Somehow I imagine Archie Bronson’s outfit to be cowboy boots, patchwork flares, and a Gomez t-shirt. They’re an enigmatic lot, this six piece from London. No title, no track listing; in the picture on the back, one of them even sports a beard. Stick the CD on, and for a few introductory bars, it’s all Cumberland Gap. When it kicks off proper though, the music blends a retro analogue sound with radio-sonic vocals, and it all fits together pretty darn well. Though it has its roots in prog rock, there’s little for the axe-worshippers, or drum solo devotees; Bronson are desert-prog, without the pretensions. The vocal style evokes Pink Floyd at their world-weariest, but without the 14 minute tracks: everything is compact and in it’s place. Lyrically, though, it could be straight out of Pete Sinfield’s notebook: “Now I am your enemy/Together we curse your King” is the stuff of medieval fable. The last track rocks out, everything distorted including the harmonica, but still the underlying control stops them from entering a nurdling frenzy – these boys know what they’re doing.

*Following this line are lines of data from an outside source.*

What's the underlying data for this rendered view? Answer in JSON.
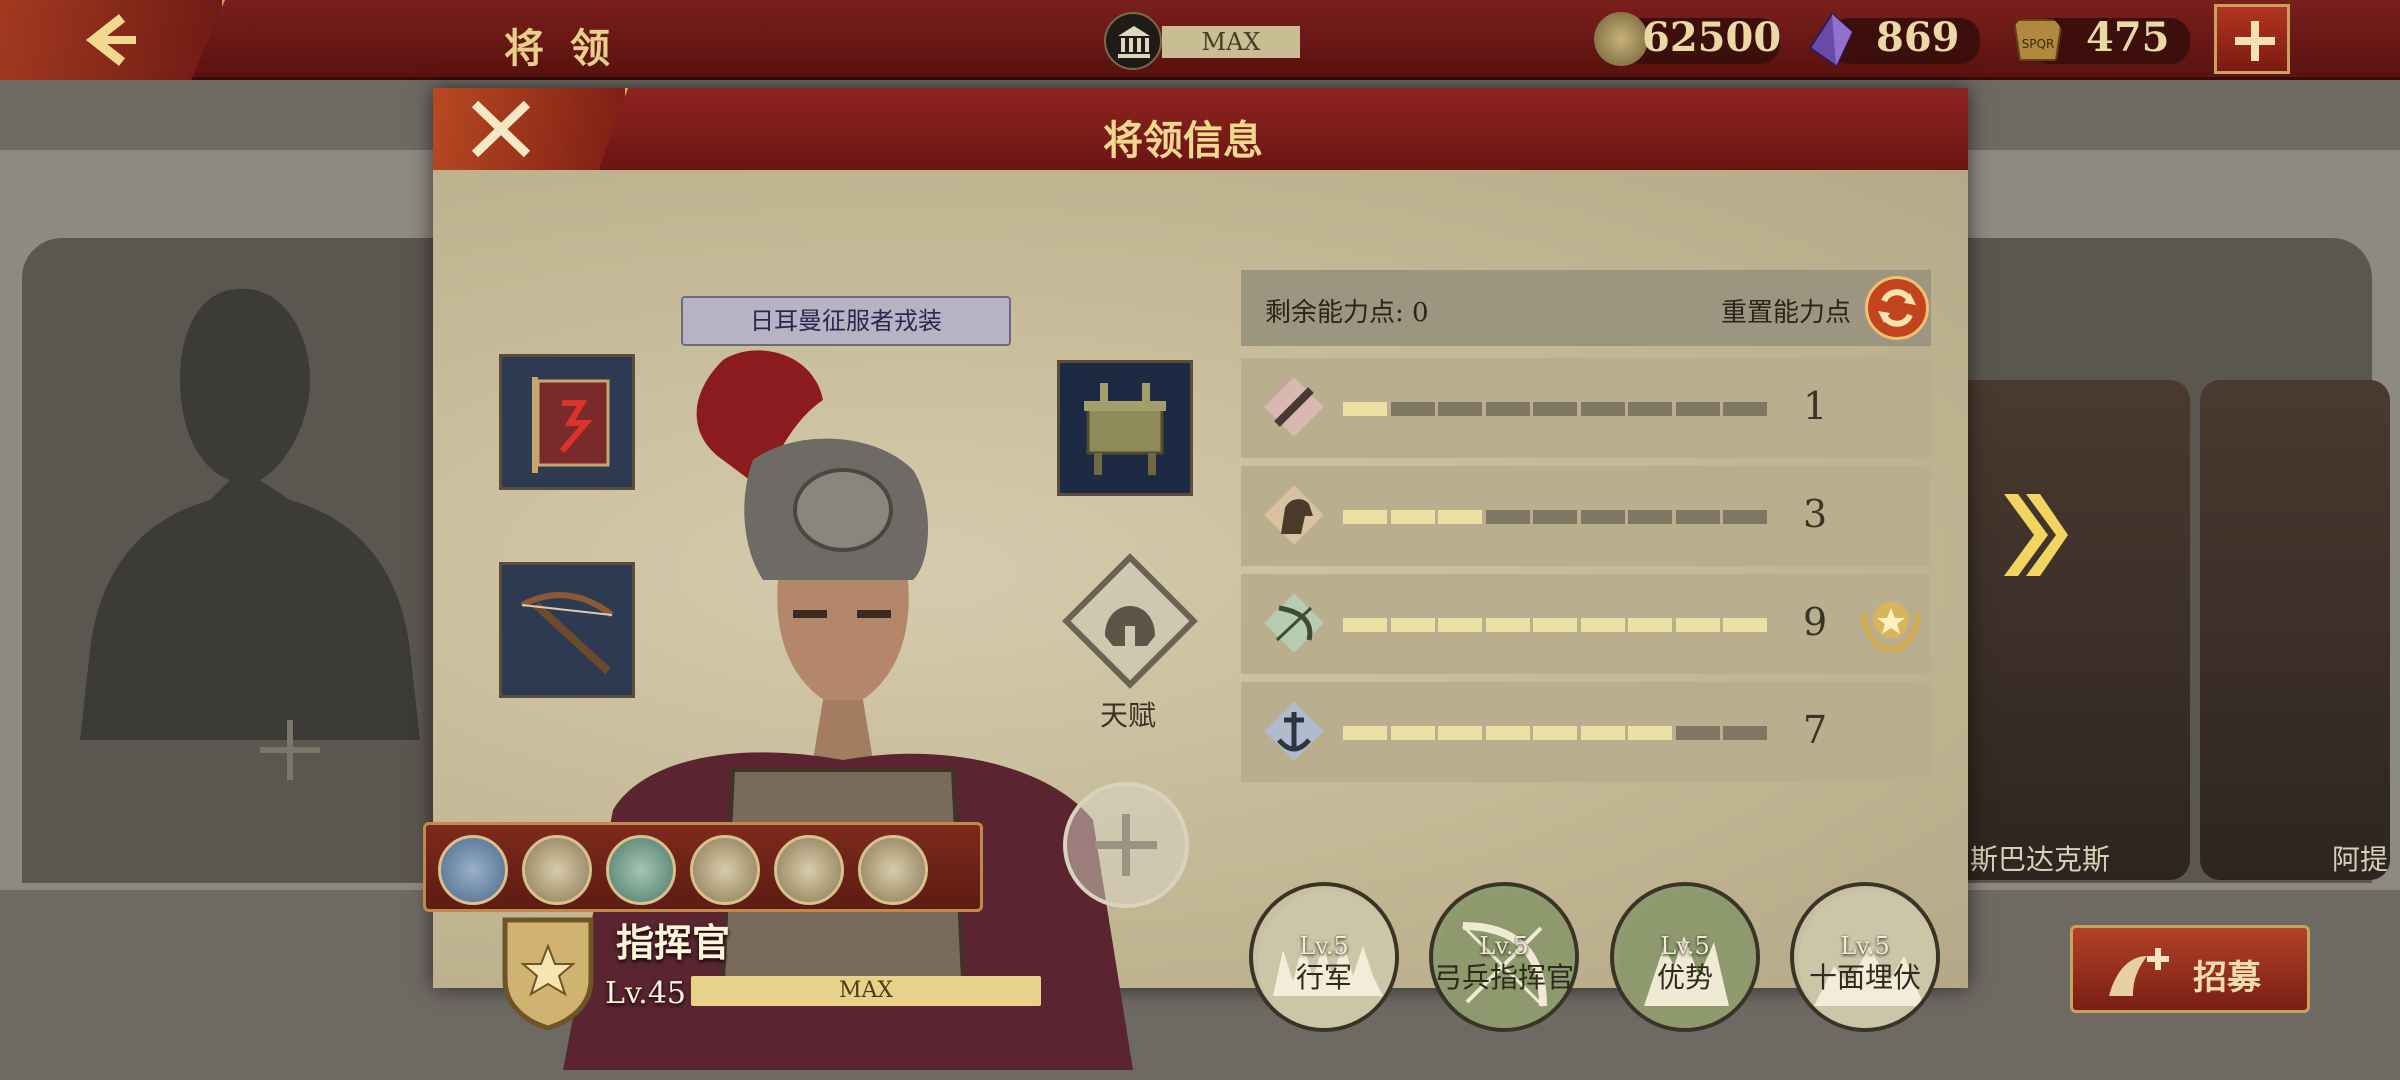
{
  "topbar": {
    "title": "将 领",
    "building_level": "MAX",
    "resources": [
      {
        "icon": "coin-icon",
        "value": "62500"
      },
      {
        "icon": "gem-icon",
        "value": "869"
      },
      {
        "icon": "spqr-token-icon",
        "value": "475"
      }
    ]
  },
  "background": {
    "hero_names": [
      "斯巴达克斯",
      "阿提"
    ],
    "recruit_label": "招募"
  },
  "panel": {
    "title": "将领信息",
    "skin_name": "日耳曼征服者戎装",
    "talent_label": "天赋",
    "rank": {
      "name": "指挥官",
      "level": "Lv.45",
      "bar_label": "MAX"
    },
    "points": {
      "remaining": "剩余能力点: 0",
      "reset": "重置能力点"
    },
    "stats": [
      {
        "icon": "sword-icon",
        "value": "1",
        "filled": 1,
        "max": 9
      },
      {
        "icon": "horse-icon",
        "value": "3",
        "filled": 3,
        "max": 9
      },
      {
        "icon": "bow-icon",
        "value": "9",
        "filled": 9,
        "max": 9
      },
      {
        "icon": "anchor-icon",
        "value": "7",
        "filled": 7,
        "max": 9
      }
    ],
    "skills": [
      {
        "level": "Lv.5",
        "name": "行军"
      },
      {
        "level": "Lv.5",
        "name": "弓兵指挥官"
      },
      {
        "level": "Lv.5",
        "name": "优势"
      },
      {
        "level": "Lv.5",
        "name": "十面埋伏"
      }
    ]
  },
  "colors": {
    "header_red": "#7a1f1c",
    "gold_text": "#f0d98f",
    "bar_on": "#ece0a4",
    "bar_off": "#7f7761"
  }
}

The standout track is number three; all the magic is there, but in a room big enough to admire it. Guitars sputter and sway periodically behind a hypnotic melody, complex waves of drum beats and a swelling bass march out a rhythmical lament. It’s a sad sea-shanty of a tune: “Strike a light/With the last of the matches” the singer intones, later adding: “our light will shine on.” Let’s hope it does.

In summary?
Thirteen minutes of wonderfully constructed, heart-rending melodies, but a bit seventies in the lyrical department.